How Small Children Communicate:
A few weeks ago I spent time with a friend’s 15 month old daughter. She has learned some baby sign language recently, specifically the sign for “done”. What this has translated to is, when she is put into her high chair (and she doesn’t want to be there) she starts signing “done” before throwing everything out of her high chair tray. She is definitely communicating with the adults in the room, before she has the verbal language to tell everyone what she wants.
What is Infant Sign Language?
Infant sign language or baby sign language is not the same as sign language. Unlike ASL, it is simplistic and does not have grammar. Some signs are adapted from ASL. These can be arbitrary where the sign does not mime the action, or iconic where the sign looks like or mimes the action / word.

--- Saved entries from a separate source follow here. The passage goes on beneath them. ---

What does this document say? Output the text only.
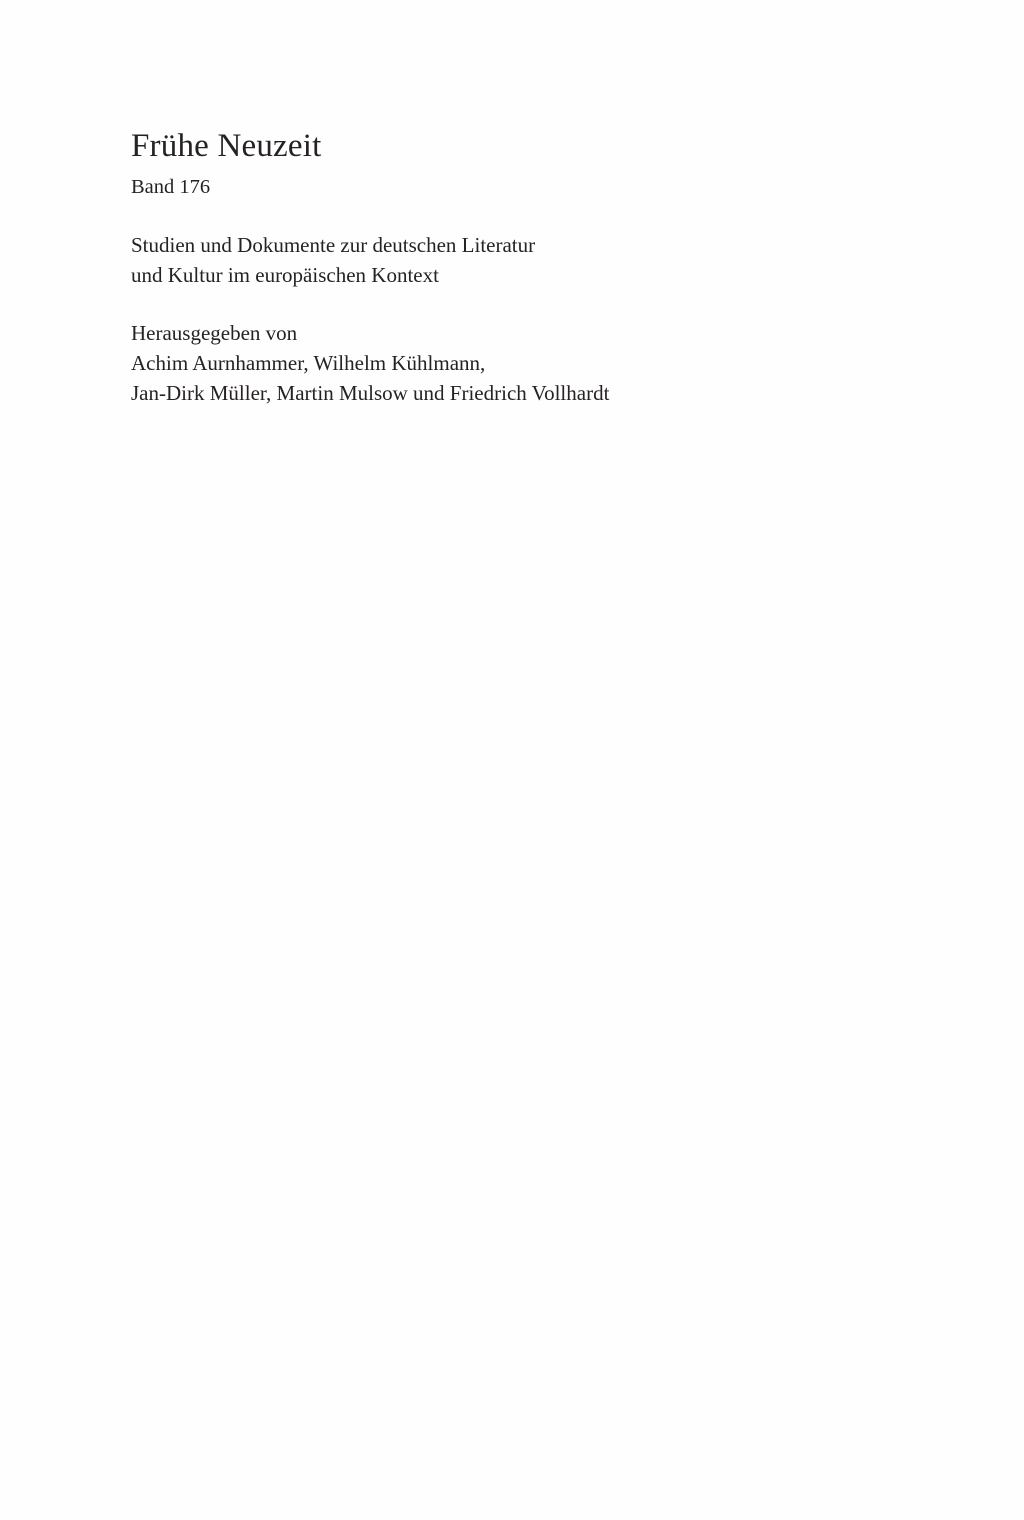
Frühe Neuzeit
Band 176
Studien und Dokumente zur deutschen Literatur
und Kultur im europäischen Kontext
Herausgegeben von
Achim Aurnhammer, Wilhelm Kühlmann,
Jan-Dirk Müller, Martin Mulsow und Friedrich Vollhardt
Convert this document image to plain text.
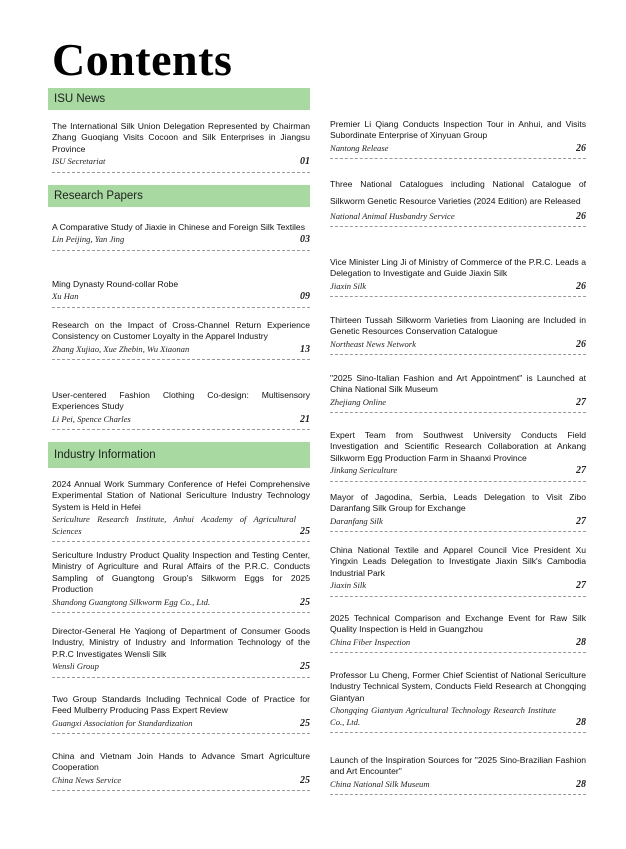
Contents
ISU News
The International Silk Union Delegation Represented by Chairman Zhang Guoqiang Visits Cocoon and Silk Enterprises in Jiangsu Province
ISU Secretariat	01
Research Papers
A Comparative Study of Jiaxie in Chinese and Foreign Silk Textiles
Lin Peijing, Yan Jing	03
Ming Dynasty Round-collar Robe
Xu Han	09
Research on the Impact of Cross-Channel Return Experience Consistency on Customer Loyalty in the Apparel Industry
Zhang Xujiao, Xue Zhebin, Wu Xiaonan	13
User-centered Fashion Clothing Co-design: Multisensory Experiences Study
Li Pei, Spence Charles	21
Industry Information
2024 Annual Work Summary Conference of Hefei Comprehensive Experimental Station of National Sericulture Industry Technology System is Held in Hefei
Sericulture Research Institute, Anhui Academy of Agricultural Sciences	25
Sericulture Industry Product Quality Inspection and Testing Center, Ministry of Agriculture and Rural Affairs of the P.R.C. Conducts Sampling of Guangtong Group's Silkworm Eggs for 2025 Production
Shandong Guangtong Silkworm Egg Co., Ltd.	25
Director-General He Yaqiong of Department of Consumer Goods Industry, Ministry of Industry and Information Technology of the P.R.C Investigates Wensli Silk
Wensli Group	25
Two Group Standards Including Technical Code of Practice for Feed Mulberry Producing Pass Expert Review
Guangxi Association for Standardization	25
China and Vietnam Join Hands to Advance Smart Agriculture Cooperation
China News Service	25
Premier Li Qiang Conducts Inspection Tour in Anhui, and Visits Subordinate Enterprise of Xinyuan Group
Nantong Release	26
Three National Catalogues including National Catalogue of Silkworm Genetic Resource Varieties (2024 Edition) are Released
National Animal Husbandry Service	26
Vice Minister Ling Ji of Ministry of Commerce of the P.R.C. Leads a Delegation to Investigate and Guide Jiaxin Silk
Jiaxin Silk	26
Thirteen Tussah Silkworm Varieties from Liaoning are Included in Genetic Resources Conservation Catalogue
Northeast News Network	26
"2025 Sino-Italian Fashion and Art Appointment" is Launched at China National Silk Museum
Zhejiang Online	27
Expert Team from Southwest University Conducts Field Investigation and Scientific Research Collaboration at Ankang Silkworm Egg Production Farm in Shaanxi Province
Jinkang Sericulture	27
Mayor of Jagodina, Serbia, Leads Delegation to Visit Zibo Daranfang Silk Group for Exchange
Daranfang Silk	27
China National Textile and Apparel Council Vice President Xu Yingxin Leads Delegation to Investigate Jiaxin Silk's Cambodia Industrial Park
Jiaxin Silk	27
2025 Technical Comparison and Exchange Event for Raw Silk Quality Inspection is Held in Guangzhou
China Fiber Inspection	28
Professor Lu Cheng, Former Chief Scientist of National Sericulture Industry Technical System, Conducts Field Research at Chongqing Giantyan
Chongqing Giantyan Agricultural Technology Research Institute Co., Ltd.	28
Launch of the Inspiration Sources for "2025 Sino-Brazilian Fashion and Art Encounter"
China National Silk Museum	28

For example, the sign for drink is iconic. It mimes taking a drink:
The signs for play, hurt and mom are arbitrary. The gesture does not mime the word or action:
Signs can be taught to children from around 8 months to 10 months, at the developmental “gesture stage”. At this stage, children are starting to be able to communicate through gestures, like pointing, but don’t yet have verbal skills. It is easier for babies to learn the iconic signs at this stage. Although signing will supplement communication, it won’t replace speech. Signing and spoken language are meant to develop together.
Advantages of Teaching Infant Sign Language:
The advantages of teaching sign language to babies are many, especially when consulting the extensive parenting websites advocating this practice. Teaching sign language can build richer communication between parents and children, children will have better performance on receptive and expressive verbal language tests, children will improve their communicative, cognitive, social and adaptive behavior and so on. More practically, it could reduce tantrums and frustration over miscommunication between parents and their small children.
The research on the positive impacts of teaching baby sign language is mostly inconclusive. There is similar language development between infants that learn signs and those that don’t. Communication does improve when parents are using spontaneous gesture with their kids, versus using the arbitrary signs taken from ASL, perhaps because children are using more critical thinking skills versus memorization.
Families can also communicate without using formal baby signs, in fact, paying attention to non-verbal cues can help babies learn language just as well. This could be as simple as verbally labeling the things that babies are pointing or looking at, for example, that is a dog, this is a cat. Responding to these attempts at non-verbal communication can help babies develop more vocabulary earlier.
The most interesting comment from research on infant sign language was that it will neither (conclusively) help nor harm your child’s verbal language development. If parents do want to try, the advice is to: start early, introduce naturally, and not get too hung up on proper use of signs.
I will have a baby this summer. When I first learned about infant sign language I thought of it as a way to learn what my baby was thinking and hopefully avoid frustration and temper tantrums. After some research it is clear that baby sign language is a fun way to interact with your child and help to get started with teaching the words for the things in their world. However, visual cues in general are likely just as important, and less formal interactions are just as helpful in the long run. It seems that the benefits from infant sign language are just as likely to come from focused attention from parents on non-verbal cues than teaching the actual signs.